🤖 AI Summary
In open-world environments, learned robotic policies often lack the capability to detect and respond to execution failures, leading to unreliable or unsafe behavior. To address this, we propose a robust execution framework integrating vision-based anomaly detection with a multi-level recovery mechanism. First, we develop a lightweight online visual anomaly detector that identifies trajectory deviations and human-induced disturbances in real time. Second, we design a three-stage sequential recovery process, combining anomaly-triggered activation with a learned success-prediction model to enable safe policy reset. Third, we enhance generalization via simulation pretraining, domain adaptation, and local state perturbation recovery. Evaluated on door-handle manipulation and object placement tasks under dynamic interference, our approach significantly improves task success rates. The framework provides a scalable solution for deploying reliable learning-based robots in unstructured, open environments.
📝 Abstract
Learned robot policies have consistently been shown to be versatile, but they typically have no built-in mechanism for handling the complexity of open environments, making them prone to execution failures; this implies that deploying policies without the ability to recognise and react to failures may lead to unreliable and unsafe robot behaviour. In this paper, we present a framework that couples a learned policy with a method to detect visual anomalies during policy deployment and to perform recovery behaviours when necessary, thereby aiming to prevent failures. Specifically, we train an anomaly detection model using data collected during nominal executions of a trained policy. This model is then integrated into the online policy execution process, so that deviations from the nominal execution can trigger a three-level sequential recovery process that consists of (i) pausing the execution temporarily, (ii) performing a local perturbation of the robot's state, and (iii) resetting the robot to a safe state by sampling from a learned execution success model.

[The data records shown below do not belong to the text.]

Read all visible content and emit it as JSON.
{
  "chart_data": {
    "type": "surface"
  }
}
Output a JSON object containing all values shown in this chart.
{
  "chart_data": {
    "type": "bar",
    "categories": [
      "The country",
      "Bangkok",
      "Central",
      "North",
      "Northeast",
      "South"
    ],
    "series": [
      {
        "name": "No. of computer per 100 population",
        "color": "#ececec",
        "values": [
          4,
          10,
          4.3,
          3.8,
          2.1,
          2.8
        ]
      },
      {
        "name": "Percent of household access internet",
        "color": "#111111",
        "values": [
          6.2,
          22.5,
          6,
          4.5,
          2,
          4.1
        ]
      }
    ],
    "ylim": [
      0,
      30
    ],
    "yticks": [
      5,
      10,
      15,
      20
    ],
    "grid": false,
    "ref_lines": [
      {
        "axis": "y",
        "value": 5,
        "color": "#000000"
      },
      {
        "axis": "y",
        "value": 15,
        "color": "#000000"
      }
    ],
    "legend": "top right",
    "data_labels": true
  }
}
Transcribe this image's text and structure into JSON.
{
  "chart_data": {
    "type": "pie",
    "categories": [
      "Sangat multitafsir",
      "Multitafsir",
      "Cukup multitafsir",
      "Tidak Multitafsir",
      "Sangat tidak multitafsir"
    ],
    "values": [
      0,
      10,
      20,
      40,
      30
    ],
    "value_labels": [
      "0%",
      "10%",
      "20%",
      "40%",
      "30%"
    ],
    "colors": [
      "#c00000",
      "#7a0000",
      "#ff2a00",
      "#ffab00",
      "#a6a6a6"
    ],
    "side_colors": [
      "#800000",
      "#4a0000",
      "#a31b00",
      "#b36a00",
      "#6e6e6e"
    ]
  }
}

We verify our proposed method in two different scenarios: (i) a door handle reaching task with a Kinova Gen3 arm using a policy trained in simulation and transferred to the real robot, and (ii) an object placing task with a UFactory xArm 6 using a general-purpose policy model. Our results show that integrating policy execution with anomaly detection and recovery increases the execution success rate in environments with various anomalies, such as trajectory deviations and adversarial human interventions.